![[personal profile]](https://www.dreamwidth.org/img/silk/identity/user.png)
Not only are these posts still going, there is now (more) original research going on in them deciphering and translating letters in archives that apparently no one has bothered to look at before?? (Which has now conclusively exonerated Fritz's valet/chamberlain Fredersdorf from the charge that he was dismissed because of financial irregularities and died shortly thereafter "ashamed of his lost honor," as Wikipedia would have it. I'M JUST SAYING.)
Re: The King's Secret
Date: 2023-07-29 02:56 pm (UTC)This is very true! When I was trying to get my hands on the Keith papers,
I wonder if Broglie would take the same stance toward that, though, as he does toward his constant trashing of Louis:
[Praise for the Comte de Broglie.] Unfortunately, I cannot say so much for the other personages who figure alongside of him, and especially for Louis XV., whose reputation (which had nothing to lose) will not gain, I fear, by the new light that is thrown upon it. I have not thought it right to suppress any of the miserable truths revealed by the documents, and I am under no apprehension lest a true picture should harm the great memories of the French monarchy. An institution such as that monarchy, which counts ten centuries of duration and of glory, is strong enough to bear the full light of history; and its discriminating admirers (I hope I am of the number) have no interest in disguising either the faults of the sorry monarch who precipitated its fall, or the evils of that arbitrary power which too often violated its principle and impaired its beneficence.
So maybe Broglie would find some way to spin doctor a less than glorious ancestry!
P.S. I was reading further along, and I find it absolutely hilarious that he devotes this entire section to "The Diplomatic Revolution was not Madame de Pompadour's fault, *unfortunately*."
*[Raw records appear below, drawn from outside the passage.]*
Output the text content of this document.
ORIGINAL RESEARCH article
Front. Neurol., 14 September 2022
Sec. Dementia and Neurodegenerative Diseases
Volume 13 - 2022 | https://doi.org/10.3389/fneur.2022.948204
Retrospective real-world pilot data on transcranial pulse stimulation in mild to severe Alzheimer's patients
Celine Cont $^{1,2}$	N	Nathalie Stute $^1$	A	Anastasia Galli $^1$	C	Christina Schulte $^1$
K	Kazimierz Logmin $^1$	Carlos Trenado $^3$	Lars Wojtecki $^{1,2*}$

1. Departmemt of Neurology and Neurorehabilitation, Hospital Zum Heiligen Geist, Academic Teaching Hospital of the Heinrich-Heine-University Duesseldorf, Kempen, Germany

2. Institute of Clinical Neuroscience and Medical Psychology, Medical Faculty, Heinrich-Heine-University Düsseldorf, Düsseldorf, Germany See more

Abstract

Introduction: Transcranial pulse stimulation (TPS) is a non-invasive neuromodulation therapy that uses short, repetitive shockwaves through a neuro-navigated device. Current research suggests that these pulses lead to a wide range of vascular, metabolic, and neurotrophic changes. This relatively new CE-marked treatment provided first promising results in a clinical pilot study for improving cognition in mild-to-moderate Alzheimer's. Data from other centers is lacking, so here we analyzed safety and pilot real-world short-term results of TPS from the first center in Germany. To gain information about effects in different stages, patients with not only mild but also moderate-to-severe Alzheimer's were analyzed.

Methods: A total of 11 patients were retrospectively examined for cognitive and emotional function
Heaven forbid that I should plead the cause of Madame de Pompadour, or even that I should invoke extenuating circumstances on her behalf. If she was not on that one occasion so guilty as she was said to be, she was indisputably guilty on so many others, and her mere existence, the fact that her worthless and contemptible name has been mentioned in the annals of the French monarchy, is of itself so great a scandal, that no severity with respect to her can ever
appear excessive.
and
It is evident, therefore, that Frederick had made up his mind from the first: the Treaty of Westminster, with all its political consequences, was his own doing, and he alone is responsible for it before history. The truth tends also--and I am sorry for it, for the sake of morality--to the exculpation of Madame de Pompadour.
Tell us how you really feel, Duc de Broglie! (The guy is virtually incapable of getting through a paragraph without offering up his strongly worded opinion--a bit like your Lochiel bio's author.)
Re: The King's Secret
Date: 2023-07-29 05:04 pm (UTC)Re: The King's Secret
Date: 2023-07-29 05:07 pm (UTC)Re: The King's Secret
Date: 2023-07-30 10:27 am (UTC)Re: The King's Secret
Date: 2023-07-31 02:12 pm (UTC)Re: The King's Secret
Date: 2023-07-31 04:11 pm (UTC)Well, Louis is letting the (French) side down. Plus I think he never had much partisans. Even people who hate on Louis Quatorze for all the wars acknowledge that the Sun King made all other princes imitate him and managed to not just culturally but politically dominate Europe for most of his reign. And poor Louis XVI gets credit even among Republican minded later historians (if not his contemporaries) for having been without personal vices and dying nobly and bravely after surprising everyone with a spirited defense in his trial. Plus he very clearly inherited the mess his predecessors created and really would have had to be a genius to manage. But Louis XV neither had his great grandfather's tremendous energy, work willingness and charisma nor his grandson's personal virtues. Instead, he's the typical rich kid who fucks up with the inherited wealth without contributing anything of his own. (I mean, even culturally speaking - Madame de Pompadour gets the credit for the various styles she created and porcellain and silk manufacturers she supported, and of course Louis XV's time saw some of the superstars of French literature at their peak, but he had so absolutely nothing to do with the later that it's the Age of Voltaire in French, not the Age of Louis XV. So Broglie is just following well trodden footsteps when taking shots at him.
I'm also reminded of Orieux being frustrated that Voltaire had the love/hate relationship with Fritz and not Louis because in his French pov, it ought to have been Louis, except Louis never even hated Voltaire, he just was monumentally uninterested.
Never underestimate everyone catching sexual morals in the 19th century, though. When I read up on the 1848 revolutions, mistresses came up only to be booed and hissed at like there was no tomorrow. And remember the delusion about many chaste Prussians in Fritzian times that made Schmidt-Lötzen regretfully conclude in his Lehndorff preface that based on this diary, extramarital sex of all types didn't just start being practiced by the aristocracy when FW2 was King.
Re: The King's Secret
Date: 2023-08-01 01:50 am (UTC)(You *will* see it, once I'm ready to do my write-up on August III, but I'm still trying to get my hands on a copy of his most recent biography.)